The latest issue of Christian Century has a review (by Brian McLaren) of sociologist Robert Wuthnow's new book After the Baby Boomers: How Twenty- and Thirty-Somethings Are Shaping the Future of American Religion. Here are some statistics and snippets from the review:

- "Young adults are marrying later, having fewer children and having them later, moving more often, going to college in higher numbers, living with more immigrant neighbors and therefore more ethnic and religious diversity, and living in the suburbs even more than their baby boomer parents." [The suburban note is interesting to me, as often we imagine that twentysomethings are all hanging out in the cities a la Friends, but sheer demographics of suburban majorities seem to bear out that young adults are likewise gravitating toward the suburbs. And the juxtaposition with immigrant neighbors is not a contradiction, as suburbia continues to diversify.]

- Wuthnow says, "The net result is fewer young adults contributing to the activities of local congregations or receiving support from these congregations."

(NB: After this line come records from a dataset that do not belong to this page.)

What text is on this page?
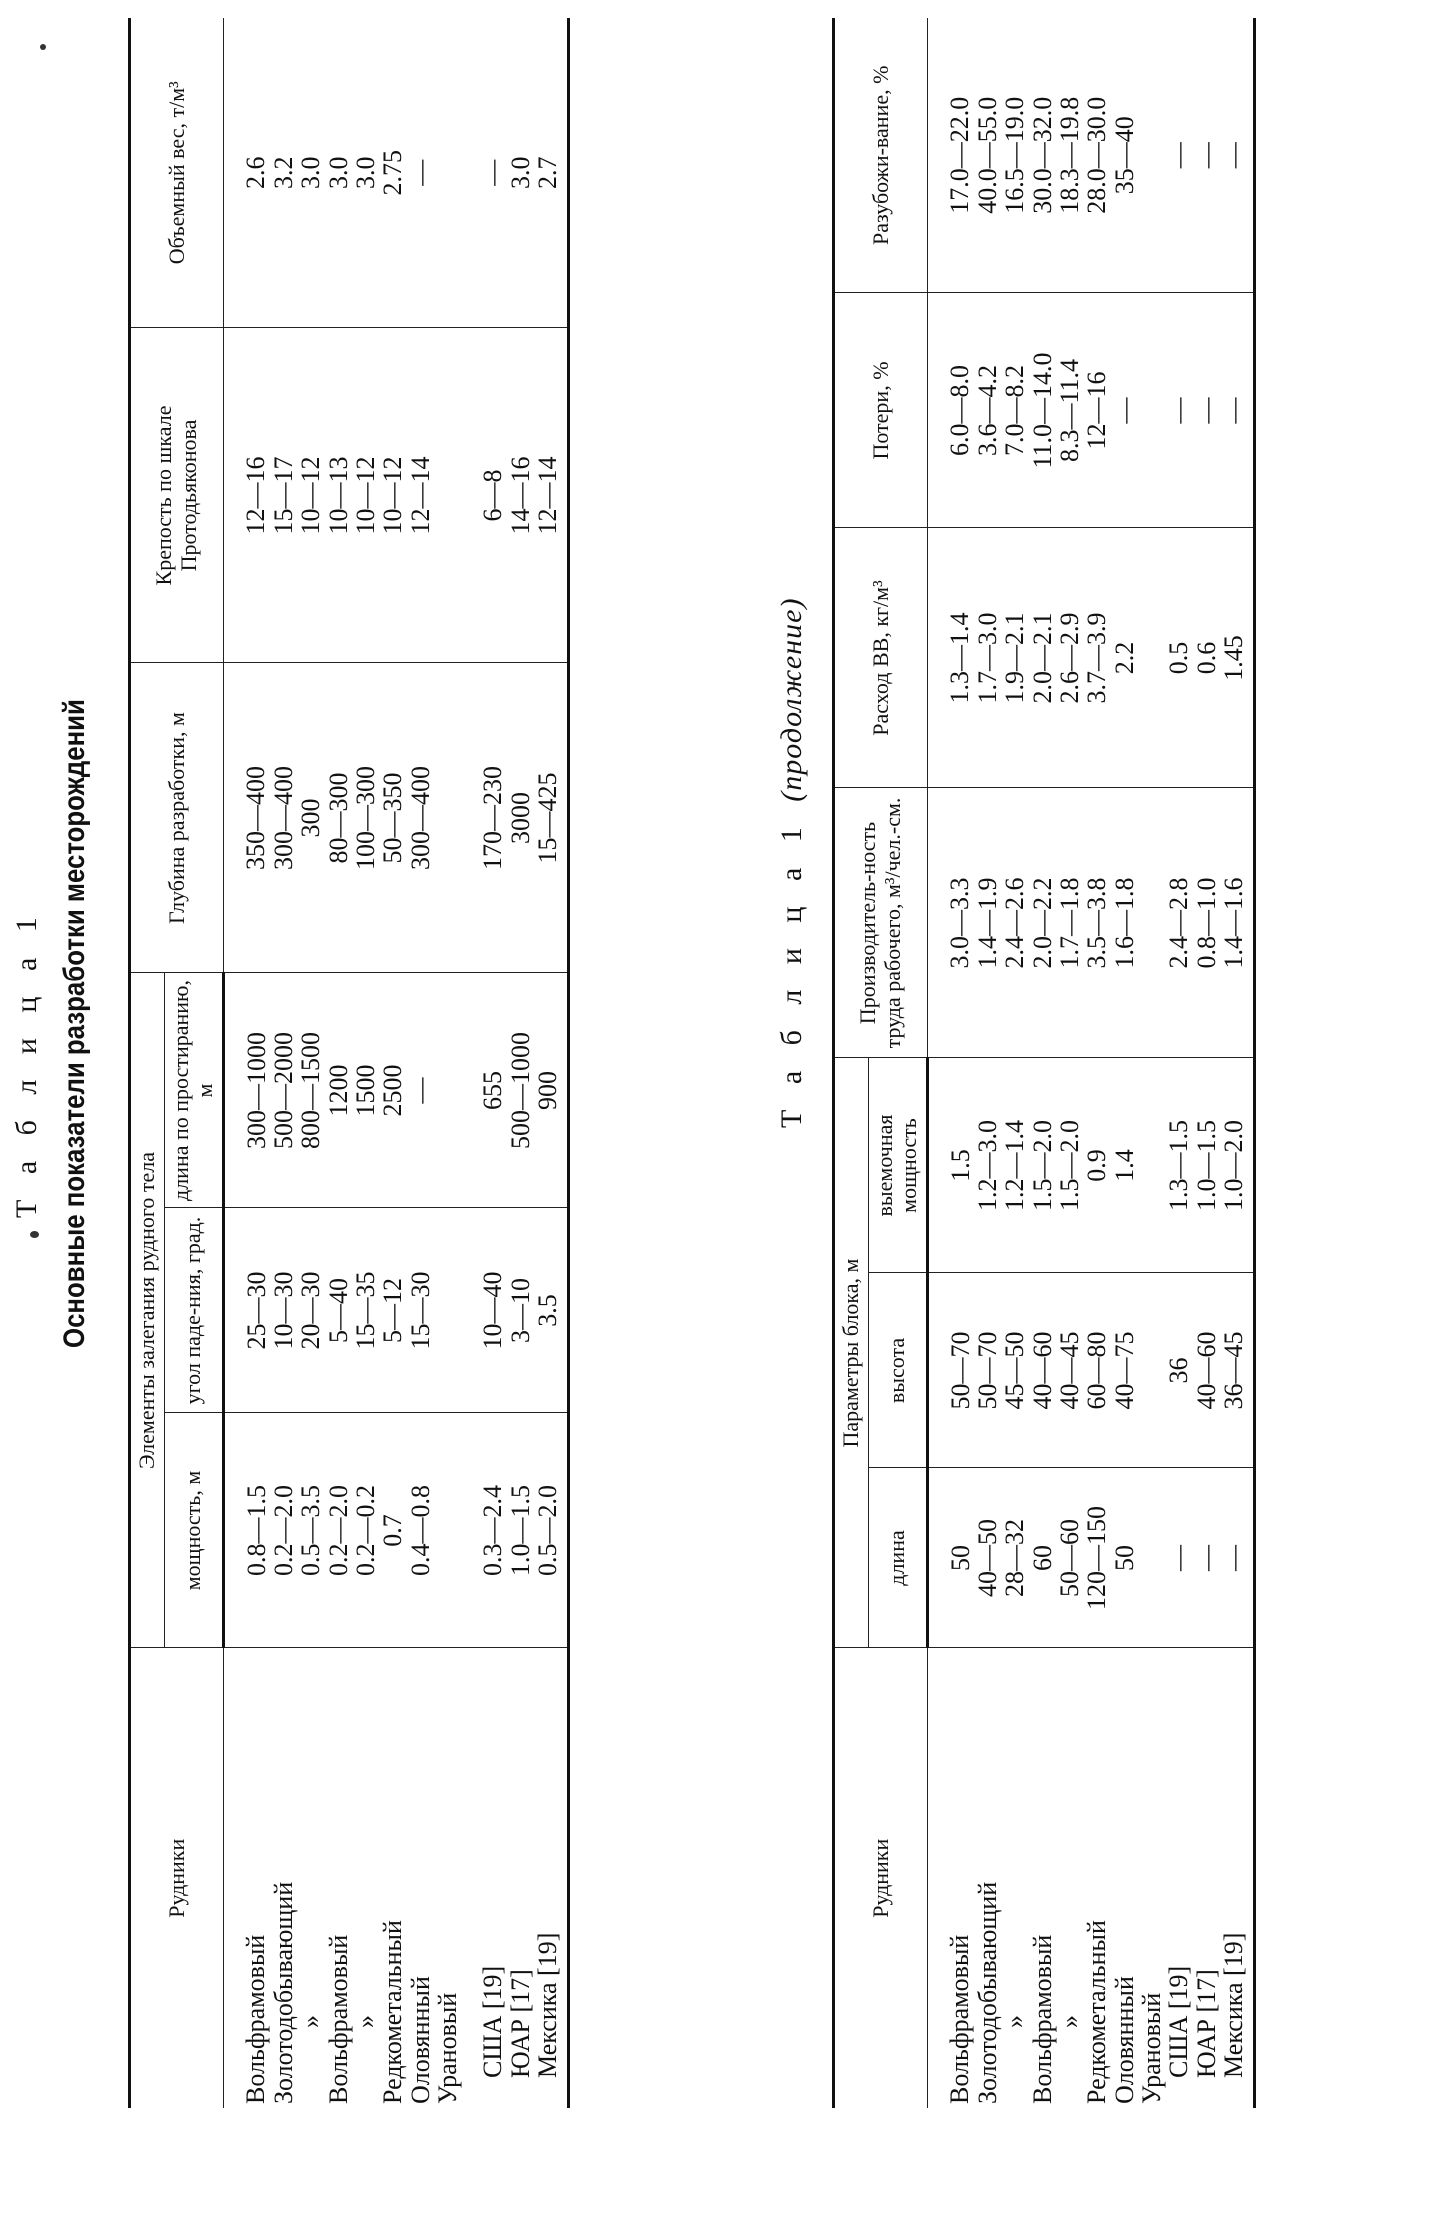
Т а б л и ц а 1 Основные показатели разработки месторождений
Рудники	Элементы залегания рудного тела			Глубина разработки, м	Крепость по шкале Протодьяконова	Объемный вес, т/м³
	мощность, м	угол паде-ния, град.	длина по простиранию, м			
Вольфрамовый	0.8—1.5	25—30	300—1000	350—400	12—16	2.6
Золотодобывающий	0.2—2.0	10—30	500—2000	300—400	15—17	3.2
»	0.5—3.5	20—30	800—1500	300	10—12	3.0
Вольфрамовый	0.2—2.0	5—40	1200	80—300	10—13	3.0
»	0.2—0.2	15—35	1500	100—300	10—12	3.0
Редкометальный	0.7	5—12	2500	50—350	10—12	2.75
Оловянный	0.4—0.8	15—30	—	300—400	12—14	—
Урановый						
США [19]	0.3—2.4	10—40	655	170—230	6—8	—
ЮАР [17]	1.0—1.5	3—10	500—1000	3000	14—16	3.0
Мексика [19]	0.5—2.0	3.5	900	15—425	12—14	2.7
Т а б л и ц а 1 (продолжение)
Рудники	Параметры блока, м			Производитель-ность труда рабочего, м³/чел.-см.	Расход ВВ, кг/м³	Потери, %	Разубожи-вание, %
	длина	высота	выемочная мощность				
Вольфрамовый	50	50—70	1.5	3.0—3.3	1.3—1.4	6.0—8.0	17.0—22.0
Золотодобывающий	40—50	50—70	1.2—3.0	1.4—1.9	1.7—3.0	3.6—4.2	40.0—55.0
»	28—32	45—50	1.2—1.4	2.4—2.6	1.9—2.1	7.0—8.2	16.5—19.0
Вольфрамовый	60	40—60	1.5—2.0	2.0—2.2	2.0—2.1	11.0—14.0	30.0—32.0
»	50—60	40—45	1.5—2.0	1.7—1.8	2.6—2.9	8.3—11.4	18.3—19.8
Редкометальный	120—150	60—80	0.9	3.5—3.8	3.7—3.9	12—16	28.0—30.0
Оловянный	50	40—75	1.4	1.6—1.8	2.2	—	35—40
Урановый							
США [19]	—	36	1.3—1.5	2.4—2.8	0.5	—	—
ЮАР [17]	—	40—60	1.0—1.5	0.8—1.0	0.6	—	—
Мексика [19]	—	36—45	1.0—2.0	1.4—1.6	1.45	—	—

- Being married or unmarried has a stronger effect on church attendance than anything else.

- The average adult age of mainline congregations is 52, and for evangelical congregations, it's 48. Both mainliners and evangelicals are losing young adults. The only groups for whom young adult retention has remained stable are Catholics, Jews and black Protestants.

- In 1970 the ratio of mainliners to evangelicals was five to four. In 2000 it was two to three.

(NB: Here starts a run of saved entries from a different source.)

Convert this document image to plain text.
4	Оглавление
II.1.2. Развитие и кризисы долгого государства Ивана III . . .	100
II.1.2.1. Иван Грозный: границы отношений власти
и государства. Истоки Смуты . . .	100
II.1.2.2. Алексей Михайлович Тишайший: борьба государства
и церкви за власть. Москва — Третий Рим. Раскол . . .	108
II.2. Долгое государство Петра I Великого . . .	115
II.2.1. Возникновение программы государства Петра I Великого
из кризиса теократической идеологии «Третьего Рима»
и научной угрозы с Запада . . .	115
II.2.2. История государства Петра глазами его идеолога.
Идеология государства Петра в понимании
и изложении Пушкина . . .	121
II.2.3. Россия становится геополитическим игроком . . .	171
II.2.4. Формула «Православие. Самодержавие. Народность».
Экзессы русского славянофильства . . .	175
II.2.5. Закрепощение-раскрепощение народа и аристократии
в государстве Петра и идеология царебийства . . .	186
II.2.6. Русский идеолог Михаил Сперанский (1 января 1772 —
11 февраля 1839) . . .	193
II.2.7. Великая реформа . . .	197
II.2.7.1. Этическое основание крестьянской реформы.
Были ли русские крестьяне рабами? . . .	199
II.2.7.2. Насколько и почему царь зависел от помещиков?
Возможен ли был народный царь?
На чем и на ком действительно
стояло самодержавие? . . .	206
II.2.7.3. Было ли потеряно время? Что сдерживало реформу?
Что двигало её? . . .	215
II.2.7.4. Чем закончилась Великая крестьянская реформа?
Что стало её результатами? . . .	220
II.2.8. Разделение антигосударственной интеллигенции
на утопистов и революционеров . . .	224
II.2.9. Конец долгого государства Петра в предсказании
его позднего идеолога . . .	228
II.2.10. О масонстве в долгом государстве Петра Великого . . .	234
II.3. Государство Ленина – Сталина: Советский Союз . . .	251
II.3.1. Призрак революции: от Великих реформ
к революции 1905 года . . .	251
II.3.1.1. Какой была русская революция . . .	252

- The more recent evangelical growth comes from Roman Catholics becoming evangelical - 9 percent of younger evangelicals were raised Catholic (compared to 4 percent in 1970).

- 46 percent of people in their early 40s attend church weekly, while only 29 percent of twentysomethings do.

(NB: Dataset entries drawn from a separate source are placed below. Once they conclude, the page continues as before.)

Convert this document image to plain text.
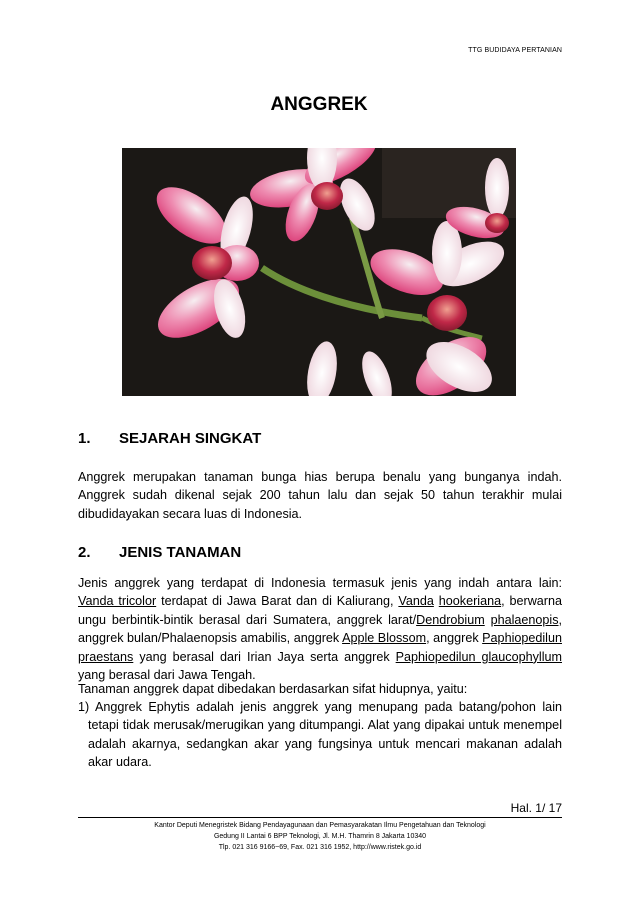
TTG BUDIDAYA PERTANIAN
ANGGREK
1. SEJARAH SINGKAT
Anggrek merupakan tanaman bunga hias berupa benalu yang bunganya indah. Anggrek sudah dikenal sejak 200 tahun lalu dan sejak 50 tahun terakhir mulai dibudidayakan secara luas di Indonesia.
2. JENIS TANAMAN
Jenis anggrek yang terdapat di Indonesia termasuk jenis yang indah antara lain: Vanda tricolor terdapat di Jawa Barat dan di Kaliurang, Vanda hookeriana, berwarna ungu berbintik-bintik berasal dari Sumatera, anggrek larat/Dendrobium phalaenopis, anggrek bulan/Phalaenopsis amabilis, anggrek Apple Blossom, anggrek Paphiopedilun praestans yang berasal dari Irian Jaya serta anggrek Paphiopedilun glaucophyllum yang berasal dari Jawa Tengah.
Tanaman anggrek dapat dibedakan berdasarkan sifat hidupnya, yaitu:
1) Anggrek Ephytis adalah jenis anggrek yang menupang pada batang/pohon lain tetapi tidak merusak/merugikan yang ditumpangi. Alat yang dipakai untuk menempel adalah akarnya, sedangkan akar yang fungsinya untuk mencari makanan adalah akar udara.
Hal. 1/ 17
Kantor Deputi Menegristek Bidang Pendayagunaan dan Pemasyarakatan Ilmu Pengetahuan dan Teknologi
Gedung II Lantai 6 BPP Teknologi, Jl. M.H. Thamrin 8 Jakarta 10340
Tlp. 021 316 9166~69, Fax. 021 316 1952, http://www.ristek.go.id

- The proportion who talk about religion with their friends is highest among young adults in their twenties (despite higher percentages of being uninvolved with a church).

- Rates of orthodoxy are higher for those with a college education than for those without.

- About 38 percent of younger adults lean conservative religiously (with 20 percent being "staunchly conservative"), while 56 percent lean liberal religiously.

- 56 percent of young religious conservatives attend church weekly, while only 14 percent of young religious liberals do.

- Evangelicals are 1.7 times more likely to be "unwelcoming toward Asians and Hispanics" than nonevangelicals. "Evangelicals are a more likely source of mobilized resistance against newcomers than any other religious group."

One of McLaren's conclusions from Wuthnow's data is that "we should increase dialogue between church leaders and people working with young adults in Christian colleges and in ministries on secular college campuses. These are people who rub elbows with young adults day to day, and they have a lot of good advice to offer local churches, but hardly anybody asks."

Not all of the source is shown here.